The UCSB Center for Black Studies Research began their Martin Luther King Jr. weekend with a ceremony at the Eternal Flame on Friday, highlighting the importance of love during an uncertain political climate.
Over 50 community members, students and members of the organization gathered around the flame as presenters outlined the history of the civil rights movement and King’s lasting influence. UCSB students donated the Eternal Flame to the university in 1968, commemorating Dr. King, President John F. Kennedy and Robert Kennedy for their work for civil rights.
This year’s weekend series of events is themed “I’ve Decided to Stick with Love,” a quote by King from his book Where Do We Go From Here? All programs throughout the weekend will include the theme.
“At the center of everything is love,” said Sojourner Kincaid Rolle, community liaison for the Center for Black Studies Research. “It’s [King’s] bottom line and I resonate with that very strongly.”
Honoring the memory and work of Dr. King, the event approached President-elect Trump’s inauguration with hesitancy, and the ceremony began with a prayer that expressed tentative hope for the incoming president and civil rights concerns.

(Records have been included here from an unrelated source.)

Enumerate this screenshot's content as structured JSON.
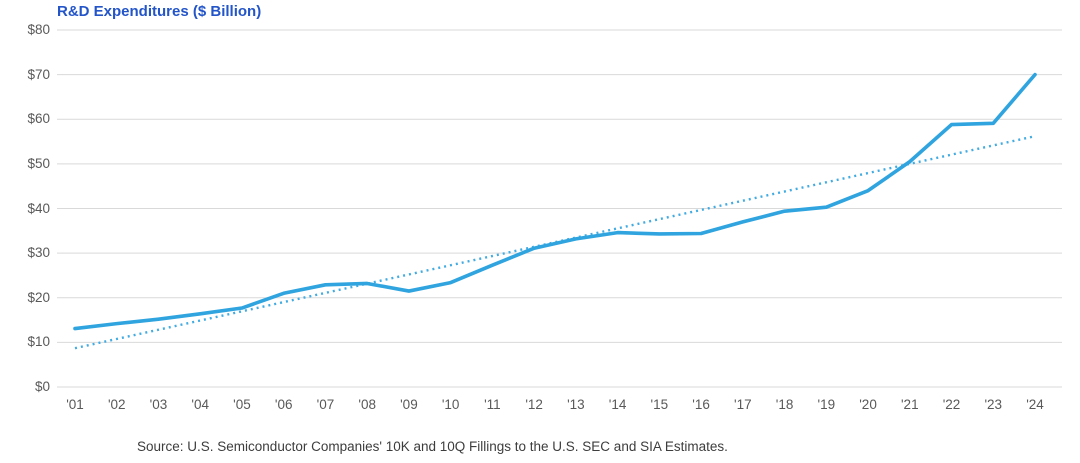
{
  "chart": {
    "title": "R&D Expenditures ($ Billion)",
    "source": "Source: U.S. Semiconductor Companies' 10K and 10Q Fillings to the U.S. SEC and SIA Estimates.",
    "colors": {
      "line": "#2fa4df",
      "trend": "#41abe2",
      "title": "#2355c9",
      "axis_text": "#595959",
      "gridline": "#d9d9d9",
      "source_text": "#3d3d3d"
    }
  },
  "chart_data": {
    "type": "line",
    "title": "R&D Expenditures ($ Billion)",
    "x": [
      "'01",
      "'02",
      "'03",
      "'04",
      "'05",
      "'06",
      "'07",
      "'08",
      "'09",
      "'10",
      "'11",
      "'12",
      "'13",
      "'14",
      "'15",
      "'16",
      "'17",
      "'18",
      "'19",
      "'20",
      "'21",
      "'22",
      "'23",
      "'24"
    ],
    "series": [
      {
        "name": "R&D Expenditures ($ Billion)",
        "style": "solid",
        "values": [
          13.1,
          14.2,
          15.2,
          16.4,
          17.7,
          21.0,
          22.9,
          23.2,
          21.5,
          23.4,
          27.3,
          31.1,
          33.2,
          34.6,
          34.3,
          34.4,
          37.0,
          39.4,
          40.3,
          44.0,
          50.5,
          58.8,
          59.1,
          70.0
        ]
      }
    ],
    "trend": {
      "name": "Linear trend (dotted)",
      "type": "linear",
      "start_value": 8.7,
      "end_value": 56.2
    },
    "y_ticks": [
      "$0",
      "$10",
      "$20",
      "$30",
      "$40",
      "$50",
      "$60",
      "$70",
      "$80"
    ],
    "ylim": [
      0,
      80
    ],
    "xlabel": "",
    "ylabel": "",
    "grid": "horizontal",
    "legend": "none"
  }
}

“Having heard our first black president give an extraordinary farewell speech the other night, and our concern for the inauguration of President-elect Trump … we’re actually between two really interesting moments,” said Margaret Klawunn, vice chancellor for Student Affairs.
Klawunn said she is prepared to commit to President Obama’s ideals and “what UCSB really stands for” during challenging times.

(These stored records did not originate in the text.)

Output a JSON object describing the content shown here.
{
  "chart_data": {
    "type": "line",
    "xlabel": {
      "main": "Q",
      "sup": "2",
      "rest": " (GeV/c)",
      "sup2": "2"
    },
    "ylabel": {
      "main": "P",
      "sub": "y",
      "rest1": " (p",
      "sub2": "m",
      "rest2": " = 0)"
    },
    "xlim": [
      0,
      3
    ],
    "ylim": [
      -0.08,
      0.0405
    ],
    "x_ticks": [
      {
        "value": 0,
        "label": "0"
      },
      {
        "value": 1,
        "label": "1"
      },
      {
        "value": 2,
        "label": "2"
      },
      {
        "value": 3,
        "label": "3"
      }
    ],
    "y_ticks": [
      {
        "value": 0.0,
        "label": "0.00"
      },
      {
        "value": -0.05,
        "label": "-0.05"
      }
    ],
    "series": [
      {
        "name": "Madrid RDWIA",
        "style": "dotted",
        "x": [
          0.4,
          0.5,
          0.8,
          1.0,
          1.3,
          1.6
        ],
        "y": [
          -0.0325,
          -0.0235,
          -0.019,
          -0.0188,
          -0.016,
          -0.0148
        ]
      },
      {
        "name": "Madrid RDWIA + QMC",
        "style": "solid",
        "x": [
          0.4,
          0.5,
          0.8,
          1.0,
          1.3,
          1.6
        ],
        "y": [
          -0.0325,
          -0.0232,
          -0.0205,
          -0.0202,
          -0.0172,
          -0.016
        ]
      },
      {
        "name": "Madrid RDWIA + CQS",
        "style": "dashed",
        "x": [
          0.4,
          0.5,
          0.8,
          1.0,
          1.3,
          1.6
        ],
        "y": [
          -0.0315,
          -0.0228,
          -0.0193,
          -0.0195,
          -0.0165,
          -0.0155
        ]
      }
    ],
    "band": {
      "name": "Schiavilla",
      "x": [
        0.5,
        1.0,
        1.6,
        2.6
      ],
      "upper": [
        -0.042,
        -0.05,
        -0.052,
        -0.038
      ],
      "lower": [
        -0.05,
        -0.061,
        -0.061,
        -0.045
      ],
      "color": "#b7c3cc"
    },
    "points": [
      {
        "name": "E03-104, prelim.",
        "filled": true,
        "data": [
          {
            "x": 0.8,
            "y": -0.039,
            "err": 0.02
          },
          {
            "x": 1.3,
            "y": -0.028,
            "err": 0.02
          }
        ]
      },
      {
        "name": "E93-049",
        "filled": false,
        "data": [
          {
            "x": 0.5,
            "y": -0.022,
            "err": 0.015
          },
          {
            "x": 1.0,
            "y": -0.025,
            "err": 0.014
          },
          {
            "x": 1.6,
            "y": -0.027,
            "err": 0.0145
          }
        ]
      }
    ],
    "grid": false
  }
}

“I was remembering the challenge that President Obama presented to us, which was to lace up our shoes and do the work,” she said. “We’ve heard his call to us and we can stand and accept that challenge before we get to inauguration.”
Rolle called the flame a “symbolic reminder of peace” and reminded the ceremony attendees to use love as a “personal guide” during peaceful protests.
The weekend will continue with events in Santa Barbara, including performances and events celebrating the African American, Native American and Buddhist histories and communities. There will also be a panel led by professors from the Department of Black Studies.
“Community support has been tremendous,” Rolle said. “We couldn’t do what we do without it.”
Rolle hopes the idea that love conquers all will persist after this weekend and continue as Americans face challenging times ahead. She said Dr. King’s message will survive over time, even when people cease to know who he was.
“Truth will survive, and it will come up and people will learn [about his message],” she said. “It’s a way of getting to a better world.”